Ree’s precarious grasp on a livelihood begins to falter when a slick city car pulls up under her porch. When she emerges suspiciously, gun in hand, a repo man jumps out and explains that her father, who has been let out of prison on bail, has put their house up for collateral and has gone missing. If he doesn’t show up for his court date, the family must forfeit the house, and Ree’s only chances of supporting her family will be gone. Lawrence, magnificent in her portrayal of weary, iron-willed Ree, barely blinks at this news, though her stony eyes speak volumes about her despair.

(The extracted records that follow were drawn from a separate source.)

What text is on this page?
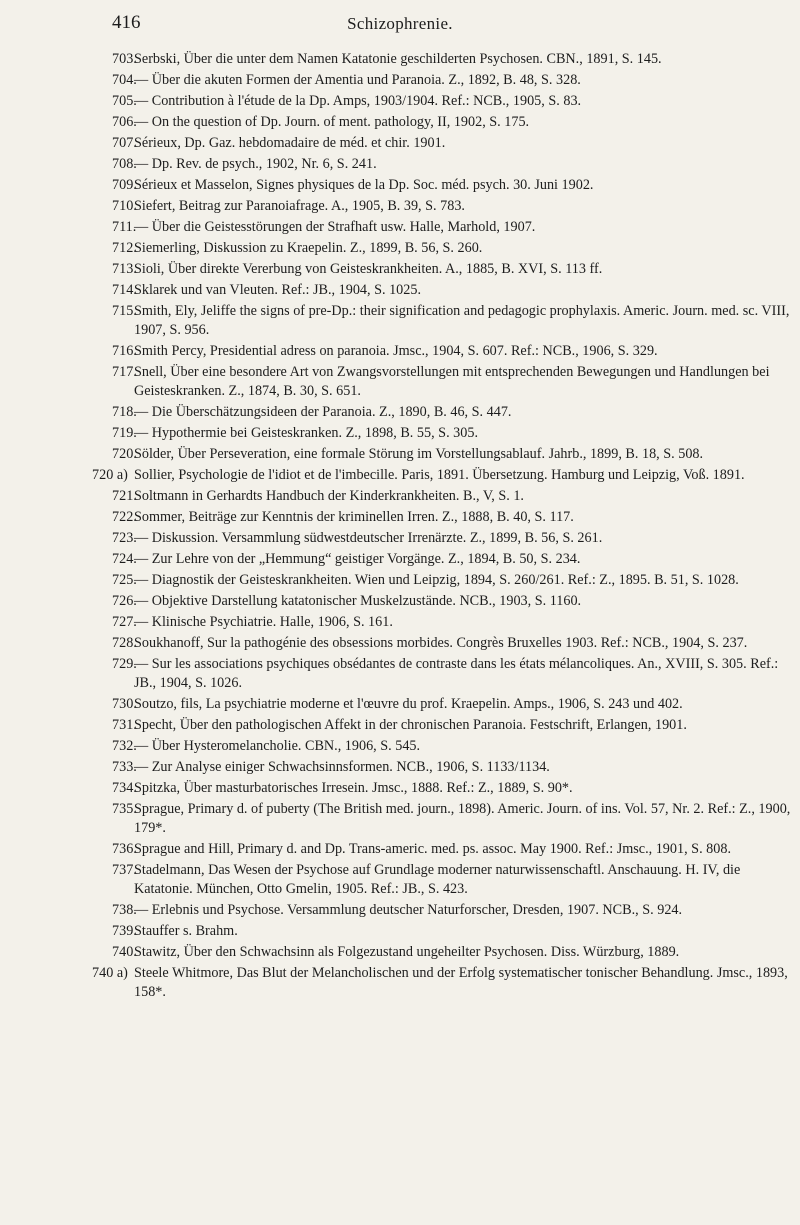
416	Schizophrenie.
703.
Serbski, Über die unter dem Namen Katatonie geschilderten Psychosen. CBN., 1891, S. 145.
704.
— Über die akuten Formen der Amentia und Paranoia. Z., 1892, B. 48, S. 328.
705.
— Contribution à l'étude de la Dp. Amps, 1903/1904. Ref.: NCB., 1905, S. 83.
706.
— On the question of Dp. Journ. of ment. pathology, II, 1902, S. 175.
707.
Sérieux, Dp. Gaz. hebdomadaire de méd. et chir. 1901.
708.
— Dp. Rev. de psych., 1902, Nr. 6, S. 241.
709.
Sérieux et Masselon, Signes physiques de la Dp. Soc. méd. psych. 30. Juni 1902.
710.
Siefert, Beitrag zur Paranoiafrage. A., 1905, B. 39, S. 783.
711.
— Über die Geistesstörungen der Strafhaft usw. Halle, Marhold, 1907.
712.
Siemerling, Diskussion zu Kraepelin. Z., 1899, B. 56, S. 260.
713.
Sioli, Über direkte Vererbung von Geisteskrankheiten. A., 1885, B. XVI, S. 113 ff.
714.
Sklarek und van Vleuten. Ref.: JB., 1904, S. 1025.
715.
Smith, Ely, Jeliffe the signs of pre-Dp.: their signification and pedagogic prophylaxis. Americ. Journ. med. sc. VIII, 1907, S. 956.
716.
Smith Percy, Presidential adress on paranoia. Jmsc., 1904, S. 607. Ref.: NCB., 1906, S. 329.
717.
Snell, Über eine besondere Art von Zwangsvorstellungen mit entsprechenden Bewegungen und Handlungen bei Geisteskranken. Z., 1874, B. 30, S. 651.
718.
— Die Überschätzungsideen der Paranoia. Z., 1890, B. 46, S. 447.
719.
— Hypothermie bei Geisteskranken. Z., 1898, B. 55, S. 305.
720.
Sölder, Über Perseveration, eine formale Störung im Vorstellungsablauf. Jahrb., 1899, B. 18, S. 508.
720 a) Sollier, Psychologie de l'idiot et de l'imbecille. Paris, 1891. Übersetzung. Hamburg und Leipzig, Voß. 1891.
721.
Soltmann in Gerhardts Handbuch der Kinderkrankheiten. B., V, S. 1.
722.
Sommer, Beiträge zur Kenntnis der kriminellen Irren. Z., 1888, B. 40, S. 117.
723.
— Diskussion. Versammlung südwestdeutscher Irrenärzte. Z., 1899, B. 56, S. 261.
724.
— Zur Lehre von der „Hemmung“ geistiger Vorgänge. Z., 1894, B. 50, S. 234.
725.
— Diagnostik der Geisteskrankheiten. Wien und Leipzig, 1894, S. 260/261. Ref.: Z., 1895. B. 51, S. 1028.
726.
— Objektive Darstellung katatonischer Muskelzustände. NCB., 1903, S. 1160.
727.
— Klinische Psychiatrie. Halle, 1906, S. 161.
728.
Soukhanoff, Sur la pathogénie des obsessions morbides. Congrès Bruxelles 1903. Ref.: NCB., 1904, S. 237.
729.
— Sur les associations psychiques obsédantes de contraste dans les états mélancoliques. An., XVIII, S. 305. Ref.: JB., 1904, S. 1026.
730.
Soutzo, fils, La psychiatrie moderne et l'œuvre du prof. Kraepelin. Amps., 1906, S. 243 und 402.
731.
Specht, Über den pathologischen Affekt in der chronischen Paranoia. Festschrift, Erlangen, 1901.
732.
— Über Hysteromelancholie. CBN., 1906, S. 545.
733.
— Zur Analyse einiger Schwachsinnsformen. NCB., 1906, S. 1133/1134.
734.
Spitzka, Über masturbatorisches Irresein. Jmsc., 1888. Ref.: Z., 1889, S. 90*.
735.
Sprague, Primary d. of puberty (The British med. journ., 1898). Americ. Journ. of ins. Vol. 57, Nr. 2. Ref.: Z., 1900, 179*.
736.
Sprague and Hill, Primary d. and Dp. Trans-americ. med. ps. assoc. May 1900. Ref.: Jmsc., 1901, S. 808.
737.
Stadelmann, Das Wesen der Psychose auf Grundlage moderner naturwissenschaftl. Anschauung. H. IV, die Katatonie. München, Otto Gmelin, 1905. Ref.: JB., S. 423.
738.
— Erlebnis und Psychose. Versammlung deutscher Naturforscher, Dresden, 1907. NCB., S. 924.
739.
Stauffer s. Brahm.
740.
Stawitz, Über den Schwachsinn als Folgezustand ungeheilter Psychosen. Diss. Würzburg, 1889.
740 a) Steele Whitmore, Das Blut der Melancholischen und der Erfolg systematischer tonischer Behandlung. Jmsc., 1893, 158*.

Ree’s only way to survive is to find Jessup, or prove that he’s dead—a task that she has to carry out utterly alone.

Granik’s film is exceptional in its portrayal of flinty, unyielding communities. The morals at work in the story are not sentimental; they are as cold and foreboding as the wintertime Ozarks themselves. Codes of honor as strict as those of a Greek tragedy still operate among the families who live near Ree, and blood feuds run for generations. Men are violent and ruthless, while women appear even crueler—with beaten faces ravaged by their own families, they nevertheless fight and protect their husbands with tooth and nail. The patriarchal honor code is key to their existence.

Though the events of the film are, at face value, horrifying, the power of Granik’s narrative comes from the fact that she never allows it to become melodramatic. Some scenes touch on the Gothic thriller, but there are so many moments in which “Winter’s Bone” could have assumed an entirely different tone. Opportunities for Lynchian rural creepiness or soap opera schmaltz abound, and yet the film remains utterly unsentimental, depicting moral codes without being moralizing. “Winter’s Bone” is as penetrating and harrowing as the frosty, sharp light that seeps through the Ozark forests themselves.